News Release

How evolutionary miniaturization in insects influences their organs

Russian scientists have found out how evolutionary miniaturization in insects influences their organs

Peer-Reviewed Publication

Lomonosov Moscow State University

3-D Model of Megaphragma mymaripenne

image: This is a 3-D model of Megaphragma mymaripenne, one of the smallest insects in the world. view more 

Credit: Alexey Polilov

Scientists from the Faculty of Biology of the Lomonosov Moscow State University have studied out, how organs of microinsects change their sizes in the process of miniaturization -- reduction in sizes of incest bodies in the process of evolution. Looking ahead, principles and regularities of miniaturization, revealed in animals, could be applied in biotechnology and robotization. The researchers have presented their project in Scientific reports journal.

Alexey Polilov, Doctor of Biological Sciences and the article author says: "The project idea was to estimate how different insect organs react on body size changes. We focused on miniaturization -- namely, evolutionary reduction in body sizes up to extremely small sizes. We wanted to study out what happens to the structure of organs when insect body sizes decrease from one centimeter up to tenths of a millimeter. This is necessary to understand what remains the same and what changes in an insect body".

Miniaturization or reduction in body sizes appears to be one of the main tendencies of insect evolution, as a result of which they become the size of unicellular organisms. One of the smallest insects are Coleoptera and Hymenoptera, Mymaridae. Their size is about fractions of a millimeter and it's very difficult to see them with an unaided eye. These insects emerged hundreds of millions years ago and they have been evolving all this time -- up to present day.

Microinsects are around us: they fly in cities, in parks, mountains and forests. They are represented in Moscow, but in low latitudes and tropics there are more of them.
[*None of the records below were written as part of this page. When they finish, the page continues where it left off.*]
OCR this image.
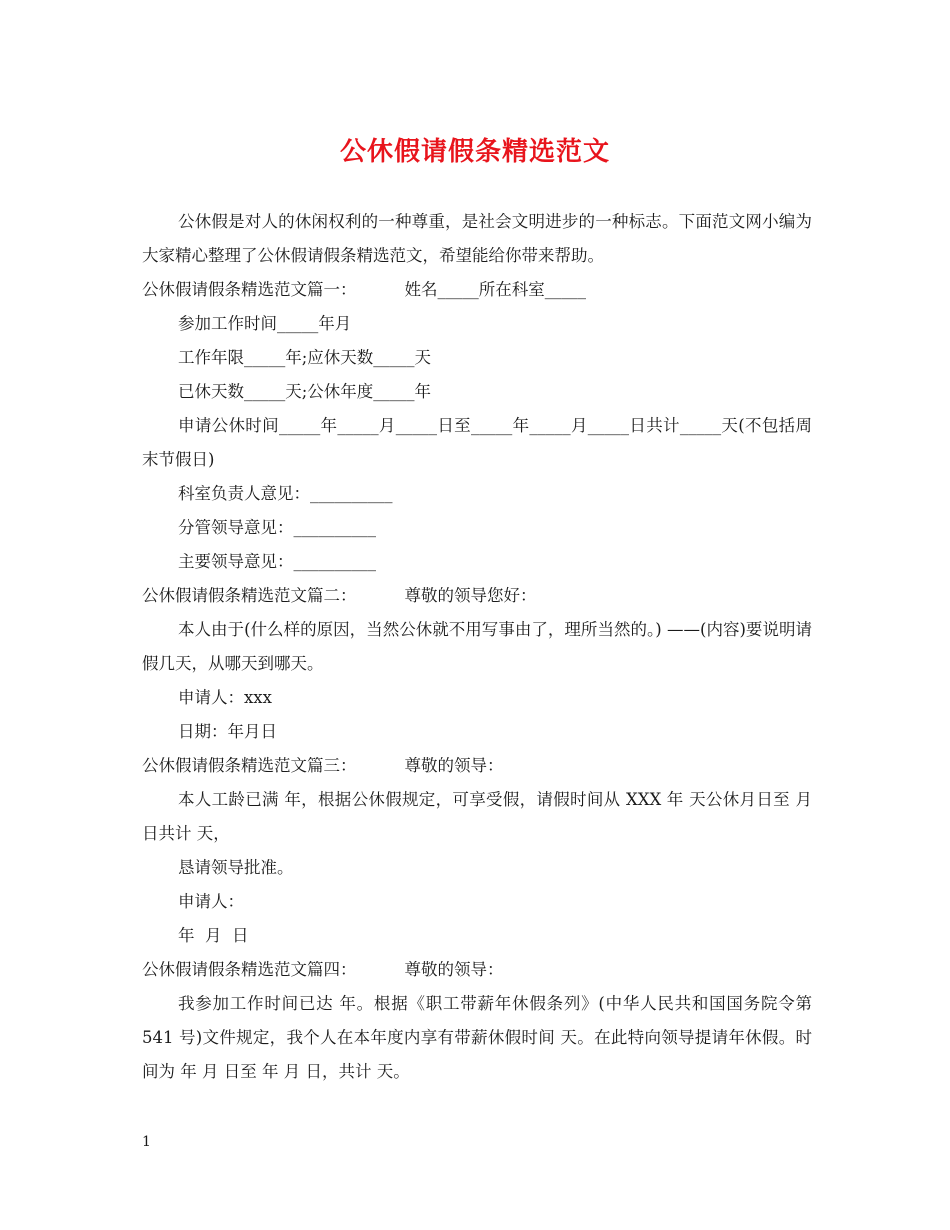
公休假请假条精选范文
公休假是对人的休闲权利的一种尊重，是社会文明进步的一种标志。下面范文网小编为大家精心整理了公休假请假条精选范文，希望能给你带来帮助。
公休假请假条精选范文篇一：	姓名_____所在科室_____
参加工作时间_____年月
工作年限_____年;应休天数_____天
已休天数_____天;公休年度_____年
申请公休时间_____年_____月_____日至_____年_____月_____日共计_____天(不包括周末节假日)
科室负责人意见：__________
分管领导意见：__________
主要领导意见：__________
公休假请假条精选范文篇二：	尊敬的领导您好：
本人由于(什么样的原因，当然公休就不用写事由了，理所当然的。) ——(内容)要说明请假几天，从哪天到哪天。
申请人：xxx
日期：年月日
公休假请假条精选范文篇三：	尊敬的领导：
本人工龄已满 年，根据公休假规定，可享受假，请假时间从 XXX 年 天公休月日至 月 日共计 天，
恳请领导批准。
申请人：
年  月  日
公休假请假条精选范文篇四：	尊敬的领导：
我参加工作时间已达 年。根据《职工带薪年休假条列》(中华人民共和国国务院令第 541 号)文件规定，我个人在本年度内享有带薪休假时间 天。在此特向领导提请年休假。时间为 年 月 日至 年 月 日，共计 天。
1
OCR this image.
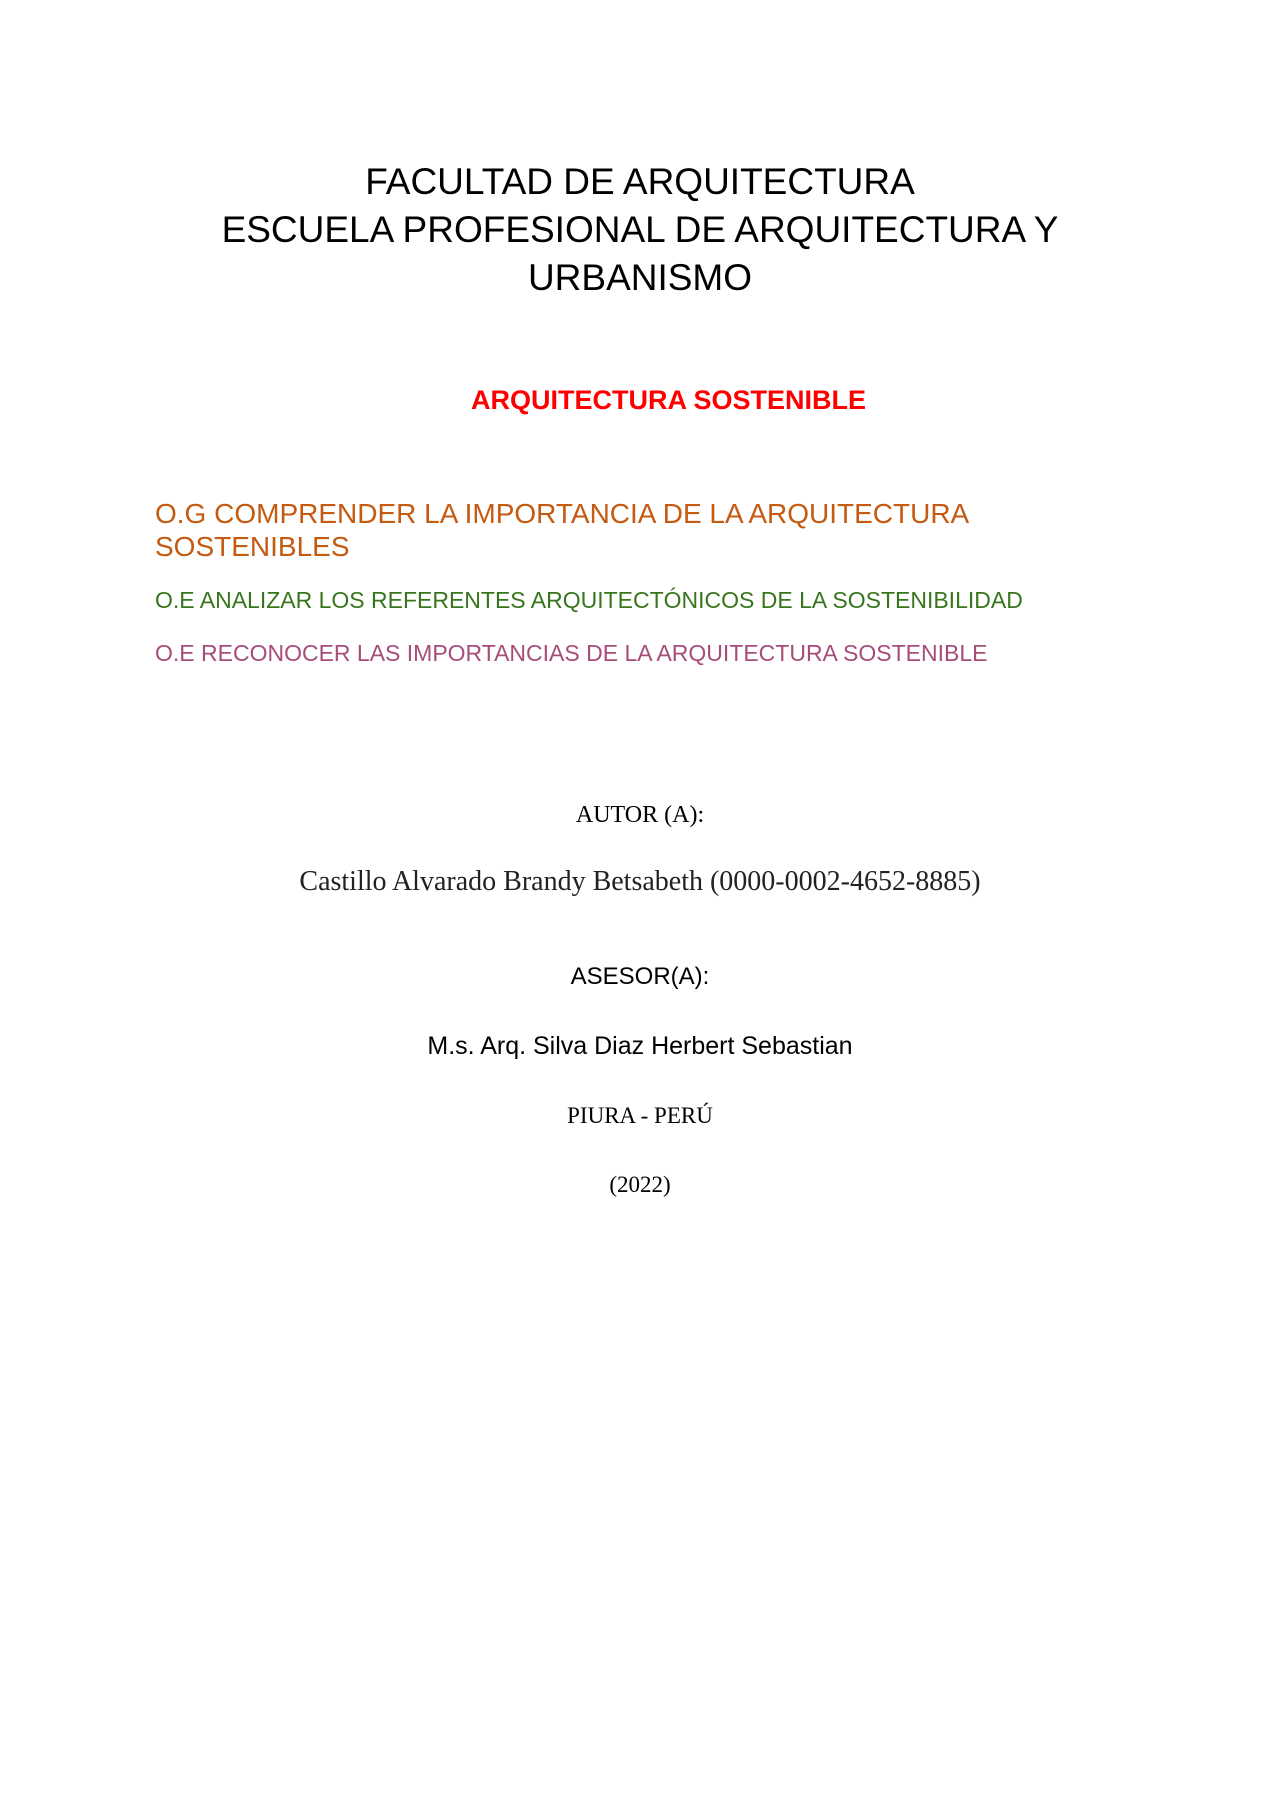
FACULTAD DE ARQUITECTURA
ESCUELA PROFESIONAL DE ARQUITECTURA Y URBANISMO
ARQUITECTURA SOSTENIBLE
O.G COMPRENDER LA IMPORTANCIA DE LA ARQUITECTURA SOSTENIBLES
O.E ANALIZAR LOS REFERENTES ARQUITECTÓNICOS DE LA SOSTENIBILIDAD
O.E RECONOCER LAS IMPORTANCIAS DE LA ARQUITECTURA SOSTENIBLE
AUTOR (A):
Castillo Alvarado Brandy Betsabeth (0000-0002-4652-8885)
ASESOR(A):
M.s. Arq. Silva Diaz Herbert Sebastian
PIURA - PERÚ
(2022)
These insects have specific wings, made not as a blade like in dragonflies but like a vein with bristles along the edges, looking like a feather.

The biologists have analyzed a vast amount of data, obtained during last ten years, devoted to the studies of structure of tiny insects. The scientists have created 30 complete and 26 partial 3D computer reconstructions for 22 insect species of 11 families¸ belonging to five orders (Thysanura, Psocoptera, Thysanoptera, Coleoptera, and Hymenoptera). Insects of various sizes have been studied -- their body volume differed by a factor of more than 150 000. On the basis on these models the biologists have analyzed relative volumes of insect organs.

Alexey Polilov shares: "We've revealed the fact that the majority insect organ systems demonstrate great opportunities for scaling, namely they constrain constant proportions by multiple changes of body sizes. Organ systems keep structure and some of them -- even constant relative volume, despite multiple reductions in sizes."

The scientists have found out that metabolic systems, tissues of internal environment and tracheal system decrease proportionally to the reduction in body sizes even in the smallest insects. However, reproductive and nervous systems, on the contrary, demonstrate multiple increase in relative volume as the body sizes decrease.

The scientist clarifies: "It seems that these very systems limit minimal body sizes in insects. Our results, being compared together with scientific literature on vertebrate animals, show that at the same allometry scales most organs in vertebrates change non-proportionally. So, we've shown that insect structure is better adapted to scaling and especially, to reduction in body sizes".

In the future the researchers are going to expand a range of studied objects due to covering insects from different orders, for instance, Collembola, Acari and other arthropods.